O presidente angolano afirma que o seu país está contra a invasão da Ucrânia e considera que não haverá vitória militar de qualquer das partes, pelo que é urgente realizar conversações, "antes que seja tarde".

"A nossa posição é muito clara (...) condenamos a ocupação, pior do que isso, a anexação de parte do território ucraniano pela Rússia, mas para se pôr fim a isso, é preciso conversar, porque militarmente ninguém vai ganhar, nem a Rússia (...) vai tomar a Ucrânia, nem a Ucrânia vai tomar Moscovo", declara João Lourenço, numa entrevista conjunta concedida à Lusa e ao jornal Expresso.

Segundo o dirigente angolano, militar de formação, a "tendência de rearmamento da Ucrânia, que está no direito legítimo de se defender", não vai levar "necessariamente" a uma vitória militar sobre a Rússia, nem vice-versa.

"Antes que seja tarde, é preciso sentar à mesa de conversações", apela.

João Lourenço adverte que, se o sentido da guerra for para piorar, não é "utópico" o risco de uma confrontação nuclear: "e, aí, não será entre a Rússia e Ucrânia, será entre as grandes potências".

Para o chefe de Estado angolano, a iniciativa dessas negociações deve caber aos líderes dos dois países, Vladimir Putin e Vladimir Zelensky, mas os Estados Unidos e a China poderão encorajar essa acção.

"Penso e já tenho defendido que os Estados Unidos da América e a China, se chegarem a um entendimento, (...) deixando temporariamente de lado a questão de Taiwan, e decidirem que nos próximos três ou seis meses vão trabalhar juntos a favor da paz na Ucrânia, acredito que estaremos muito mais próximos de a alcançar", afirma.

Apesar de "lamentar" esta guerra, João Lourenço teme que se estejam a esquecer outros conflitos no mundo, que também ceifam vidas, destroem património e causam ondas de refugiados.

O chefe de Estado pronunciou-se igualmente sobre o papel da China no mundo e em particular no seu país, rejeitando que haja um grande investimento chinês em Angola, ao contrário do que acontece na Europa e na América.

"A maior empresa chinesa que assentou arraiais aqui em Angola é a Huawei, não há mais nenhuma, de resto, são micro e pequenas empresas de cidadãos chineses, muitos deles que vieram empregados das empresas que eram contratadas para as empreitadas e acabaram por ficar e fazem os seus negócios", diz.

Segundo o governante, a entrada do capital chinês em Angola verificou-se na sequência da fracassada conferência de doadores prevista para 2002 em Bruxelas e que nunca chegou a realizar-se, apesar do país necessitar de ajuda para reconstruir o país depois da guerra.

"Quem nos estendeu a mão nessa altura foi a China, que concedeu uma linha de financiamento para recuperação de infra-estruturas (...) e que Angola vai ter que pagar, já está a pagar (...) e os valores não são poucos", relata, comparando as relações económicas: "Entre quem empresta dinheiro e quem investe, é uma diferença muito grande".

Questionado sobre os eventuais receios vindos a público, por parte dos Estados Unidos, relativamente à presença chinesa em Angola, Lourenço descartou-os, considerando que o seu país "está aberto para todos" e "há espaço para todos".

A título de exemplo, o Presidente angolano citou o caso do corredor do Lobito, que será financiado com recursos americanos.

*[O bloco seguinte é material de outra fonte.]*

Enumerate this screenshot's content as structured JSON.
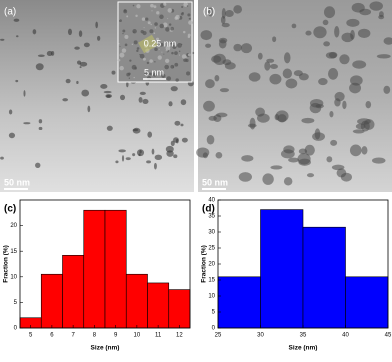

À obra concorreu um consórcio chinês, mas foi um outro, europeu, formado por uma empresa portuguesa, outra suíça e uma belga, que venceu.

"Há concorrência sim, mas em Angola não é tão grande assim, aqui está tudo por fazer, ninguém pode se queixar", diz.

João Lourenço realça que Angola recebe "muitos recados para ter cuidado", mas que esses mesmos recados, oriundos "de muitos pontos" e de "concorrentes", não são capazes de explicar as razões para essa advertência.

"Portanto, não basta dizer cuidado com a China (...) e o caricato é que os que nos vêm dizer para ter cuidado, recebem investimento privado chinês todos os dias na suas terras e vêm-nos dizer a nós (...) aqui, que não temos investimento privado chinês".

Referindo-se em concreto ao caso da Huawei, sobre a qual surgiram noticias de que o Governo português remeteu para a Anacom a eventual possibilidade de aplicar restrições ao uso dos equipamentos daquela marca no âmbito do 5G, Lourenço especificou que se houver razões objectivas para aplicar sanções a empresas, Angola terá que "parar para pensar".

"Mas enquanto isso não acontecer e se a concorrência que fizerem for leal e respeite a legislação em vigor, não vemos nada contra o investimento chinês", concluiu.